Heredity is the passing of genetics from your parents to you. The characteristics you have resemble the characteristics that your parents have. There can be patterns to heredity. Mendel’s studies were the first to accurately predict those patterns. These patterns form the basis of genetics. Before Mendel’s experiments people thought that offspring were a blend of traits. Through his experiments he discovered this is not the case.
Offspring have two separate heritable factors for each character, one from each parent. The different versions of a gene are called alleles. There are both dominant and recessive alleles. You could have two dominant alleles, two recessive alleles, or one dominant and one recessive allele. Having two of the same alleles means you are homozygous. Having two different alleles means you are heterozygous.
Genotype is the set of alleles a person carries for a character. Phenotype is the physical appearance of a character. Depending on the alleles your parents’ carry determines the alleles you will inherit. If one of your parents had two dominant genes and the other has two recessive genes. Then those genes will separate. These are now called gametes. During fertilization, the offspring receives one allele from each parent. In this case the offspring would inherit one dominant gene and one recessive gene. Although the offspring will physically show the dominant gene they still have the ability to pass on the recessive gene.

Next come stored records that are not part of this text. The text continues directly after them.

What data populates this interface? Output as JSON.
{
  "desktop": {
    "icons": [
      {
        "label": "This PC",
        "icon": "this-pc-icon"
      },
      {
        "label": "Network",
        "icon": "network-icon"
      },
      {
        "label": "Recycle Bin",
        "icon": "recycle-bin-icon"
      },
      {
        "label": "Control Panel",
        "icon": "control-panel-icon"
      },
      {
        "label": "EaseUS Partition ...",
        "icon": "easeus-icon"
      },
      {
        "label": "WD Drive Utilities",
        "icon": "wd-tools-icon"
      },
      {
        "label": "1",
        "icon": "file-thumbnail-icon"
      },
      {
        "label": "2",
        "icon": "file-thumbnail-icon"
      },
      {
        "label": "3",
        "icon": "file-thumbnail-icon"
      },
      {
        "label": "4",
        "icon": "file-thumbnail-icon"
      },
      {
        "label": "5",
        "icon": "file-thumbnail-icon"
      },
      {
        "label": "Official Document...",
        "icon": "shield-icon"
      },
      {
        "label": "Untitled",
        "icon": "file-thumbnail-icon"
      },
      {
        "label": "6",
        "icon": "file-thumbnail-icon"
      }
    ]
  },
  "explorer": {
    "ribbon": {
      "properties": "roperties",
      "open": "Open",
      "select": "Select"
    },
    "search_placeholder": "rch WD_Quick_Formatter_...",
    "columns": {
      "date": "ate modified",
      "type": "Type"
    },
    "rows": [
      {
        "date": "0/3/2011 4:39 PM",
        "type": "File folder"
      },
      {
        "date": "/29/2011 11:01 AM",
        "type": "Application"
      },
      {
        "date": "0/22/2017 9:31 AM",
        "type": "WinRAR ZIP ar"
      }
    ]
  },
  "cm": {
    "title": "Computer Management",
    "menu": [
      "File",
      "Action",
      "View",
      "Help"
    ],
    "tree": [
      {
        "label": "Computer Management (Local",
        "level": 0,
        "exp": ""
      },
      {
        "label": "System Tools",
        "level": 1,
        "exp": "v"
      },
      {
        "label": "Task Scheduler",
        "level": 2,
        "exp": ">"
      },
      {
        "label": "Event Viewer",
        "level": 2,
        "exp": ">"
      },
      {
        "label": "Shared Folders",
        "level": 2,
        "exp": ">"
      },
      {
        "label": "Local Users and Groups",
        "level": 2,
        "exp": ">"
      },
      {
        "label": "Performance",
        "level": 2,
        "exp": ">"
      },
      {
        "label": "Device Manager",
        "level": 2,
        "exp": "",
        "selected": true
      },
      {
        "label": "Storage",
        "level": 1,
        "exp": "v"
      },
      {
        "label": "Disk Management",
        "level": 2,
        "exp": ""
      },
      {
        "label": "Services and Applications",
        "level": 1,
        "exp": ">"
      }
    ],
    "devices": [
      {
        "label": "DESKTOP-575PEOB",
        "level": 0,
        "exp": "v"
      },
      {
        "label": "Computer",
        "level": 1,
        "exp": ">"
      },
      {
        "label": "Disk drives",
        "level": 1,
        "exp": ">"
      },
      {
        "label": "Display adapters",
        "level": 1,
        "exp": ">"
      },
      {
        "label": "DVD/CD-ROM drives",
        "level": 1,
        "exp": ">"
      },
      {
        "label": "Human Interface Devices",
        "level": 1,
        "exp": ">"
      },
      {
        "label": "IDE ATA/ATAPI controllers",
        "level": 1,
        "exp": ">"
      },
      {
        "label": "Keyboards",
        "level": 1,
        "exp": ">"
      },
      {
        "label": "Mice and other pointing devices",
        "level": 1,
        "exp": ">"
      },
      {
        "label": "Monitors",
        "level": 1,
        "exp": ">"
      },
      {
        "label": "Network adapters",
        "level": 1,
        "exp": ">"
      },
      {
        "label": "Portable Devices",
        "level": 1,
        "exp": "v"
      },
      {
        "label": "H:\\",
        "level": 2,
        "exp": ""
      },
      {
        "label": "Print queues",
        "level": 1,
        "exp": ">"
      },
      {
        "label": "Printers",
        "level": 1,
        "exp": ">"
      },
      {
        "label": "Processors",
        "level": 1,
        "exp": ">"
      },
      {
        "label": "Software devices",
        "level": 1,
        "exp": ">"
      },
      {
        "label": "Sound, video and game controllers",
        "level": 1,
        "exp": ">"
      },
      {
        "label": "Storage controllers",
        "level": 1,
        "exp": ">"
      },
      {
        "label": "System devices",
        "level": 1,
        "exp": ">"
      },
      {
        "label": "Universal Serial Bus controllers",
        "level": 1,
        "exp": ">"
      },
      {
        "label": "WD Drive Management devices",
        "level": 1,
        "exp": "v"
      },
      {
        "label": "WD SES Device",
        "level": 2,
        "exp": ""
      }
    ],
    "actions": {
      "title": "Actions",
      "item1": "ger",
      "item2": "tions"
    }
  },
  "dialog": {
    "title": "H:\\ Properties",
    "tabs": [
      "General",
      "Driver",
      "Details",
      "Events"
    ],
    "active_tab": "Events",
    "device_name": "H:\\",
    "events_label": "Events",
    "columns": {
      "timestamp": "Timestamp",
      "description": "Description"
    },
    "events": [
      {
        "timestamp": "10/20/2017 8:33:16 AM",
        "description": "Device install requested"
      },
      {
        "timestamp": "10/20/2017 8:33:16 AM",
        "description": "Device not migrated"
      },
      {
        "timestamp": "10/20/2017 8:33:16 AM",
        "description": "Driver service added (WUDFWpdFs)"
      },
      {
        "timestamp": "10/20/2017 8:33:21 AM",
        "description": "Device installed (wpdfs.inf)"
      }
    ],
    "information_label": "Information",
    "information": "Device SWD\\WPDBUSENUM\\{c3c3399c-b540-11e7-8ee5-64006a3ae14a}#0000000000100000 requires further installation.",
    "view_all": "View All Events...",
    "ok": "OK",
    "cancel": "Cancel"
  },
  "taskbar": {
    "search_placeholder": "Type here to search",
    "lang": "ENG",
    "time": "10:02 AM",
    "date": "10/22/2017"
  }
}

A punnett square can be used to predict the outcome of a genetic cross. If two heterozygous people produce offspring, there is a 25% chance the offspring will be homozygous dominant. A 25% chance the offspring will be homozygous recessive, and a 50% the offspring will be heterozygous. This means that the offspring will most likely be heterozygous; the offspring will physically show dominant traits but will still be able to pass on recessive traits.